Agents du rectorat en renfort
Un ado de 17 ans a toutefois été mis en cause pour le coup porté à la proviseure et pour l'un des deux jets de cocktail Molotov. Il n'est pas élève de l'établissement et n'habite pas à Tremblay-en-France. Avec huit autres individus âgés de 15 à 18 ans, il a été placé en garde à vue. Parmi eux, cinq sont scolarisés dans le lycée. «Ils contestent tous leur participation aux faits», indique une source proche de l'enquête, qui estime que «ces violences étaient préméditées». La veille, dans une vidéo postée sur Snapchat, des jeunes ont prédit «le feu» pour le lendemain.

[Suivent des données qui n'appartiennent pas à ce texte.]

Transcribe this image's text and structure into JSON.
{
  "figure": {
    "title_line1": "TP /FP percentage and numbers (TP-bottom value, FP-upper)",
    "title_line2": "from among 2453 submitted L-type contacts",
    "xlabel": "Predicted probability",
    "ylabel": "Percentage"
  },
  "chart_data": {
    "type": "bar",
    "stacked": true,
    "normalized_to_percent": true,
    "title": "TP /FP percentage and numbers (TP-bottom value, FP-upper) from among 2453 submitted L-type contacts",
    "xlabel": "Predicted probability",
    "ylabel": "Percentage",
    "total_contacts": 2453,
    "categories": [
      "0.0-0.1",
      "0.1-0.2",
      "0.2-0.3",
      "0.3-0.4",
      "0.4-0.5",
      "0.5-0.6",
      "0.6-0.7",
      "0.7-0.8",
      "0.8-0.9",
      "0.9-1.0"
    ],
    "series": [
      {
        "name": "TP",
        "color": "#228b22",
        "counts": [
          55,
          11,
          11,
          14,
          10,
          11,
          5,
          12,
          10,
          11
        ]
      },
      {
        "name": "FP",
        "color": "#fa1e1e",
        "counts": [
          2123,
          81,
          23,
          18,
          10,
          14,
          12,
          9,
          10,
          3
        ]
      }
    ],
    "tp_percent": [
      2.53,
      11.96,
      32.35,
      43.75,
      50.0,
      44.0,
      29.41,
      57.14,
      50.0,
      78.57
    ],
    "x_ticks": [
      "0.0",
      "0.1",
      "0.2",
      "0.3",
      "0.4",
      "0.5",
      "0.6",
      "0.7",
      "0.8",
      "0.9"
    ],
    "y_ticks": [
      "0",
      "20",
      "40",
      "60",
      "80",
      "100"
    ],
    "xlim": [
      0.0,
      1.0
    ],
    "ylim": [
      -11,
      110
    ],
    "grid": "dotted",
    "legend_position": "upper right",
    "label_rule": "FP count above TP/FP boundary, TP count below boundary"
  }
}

Deux jours après ces événements, et à quelques heures du début des vacances, l'équipe pédagogique a voulu accueillir les élèves pour discuter de la situation. Histoire de ne pas les laisser partir, comme si de rien n'était. Ce jour-là, ce sont des agents du rectorat, appelés en renfort, qui sécurisent le lycée. Myriam, scolarisée en seconde dans la section «soin et service à la personne», vient de sortir d'une heure de discussion avec ses profs. Frigorifée par une météo humide, elle s'emmitoufle dans un grand châle gris et, d'un air définitif, estime que la réputation du lycée est «foutue» : «Dans les mois qui viennent, quand on va chercher un stage, on va être tout de suite associés à ces violences.» Un élève qui souhaite se faire appeler Mahrez n'arrive «pas non plus à expliquer ce qui s'est passé», mais avance l'hypothèse «d'un blocus qui a dégénéré». Il partage l'inquiétude de Myriam sur la mauvaise réputation que risquent de traîner les élèves. «Ça va être compliqué pour nos premiers contacts professionnnels, il faut que vous écriviez que c'est un bon lycée pour améliorer notre image», lance le jeune homme. Myriam n'était pas là au moment des faits, mais voit ce qui s'est passé, sur Snapchat : «Une vidéo des événements a tourné très rapidement, on voyait les flammes d'un cocktail Molotov, raconte Myriam. On ne sait pas pourquoi ils font ça, il n'y a aucune raison.» Sa copine Fatou se demande surtout à quand sera reporté le contrôle de biologie prévu ce matin, avant de s'impatienter :«Il fait trop froid, venez, on va faire un tour de bus !»
Manque de moyens
Plusieurs voitures de police passent fréquemment devant l'établissement. En fin de matinée, l'une d'elles se gare discrètement à quelques mètres. Pendant ce temps, les élèves continuent à sortir par grappes. «J'ai la rage de rater les cours à cause de ça, surtout qu'on a déjà un prof absent, je n'ai pas eu un seul cours d'espagnol depuis le début de l'année», réagit Malick, 16 ans, élève en seconde «logistique et transport». «C'est un établissement bien noté, avec des élèves en réussite, mais on a des difficultés comme dans n'importe quel lycée professionnel de Seine-Saint-Denis, juge un enseignant. On voudrait être classés en REP + [réseau d'éducation prioritaire renforcé, ndlr], ce qui nous permettrait de bénéficier de dispositifs d'aide.» Le rectorat balaye d'un revers de main la question du manque de moyens : «La sécurité devant l'établissement, c'est à la police de s'en charger.» «Pour beaucoup, ce sont des enfants qui viennent là par défaut, pour qui la filière générale est barrée et qui n'avaient choisi ce lycée qu'en deuxième ou troisième choix», assure François Asensi, le député de Saine-Saint-Denis et maire de la ville. En effet, seule une centaine d'élèves du lycée habitent à Tremblay. La plupart viennent d'autres communes du département, et certains ont plus d'une heure de trajet, matin et soir.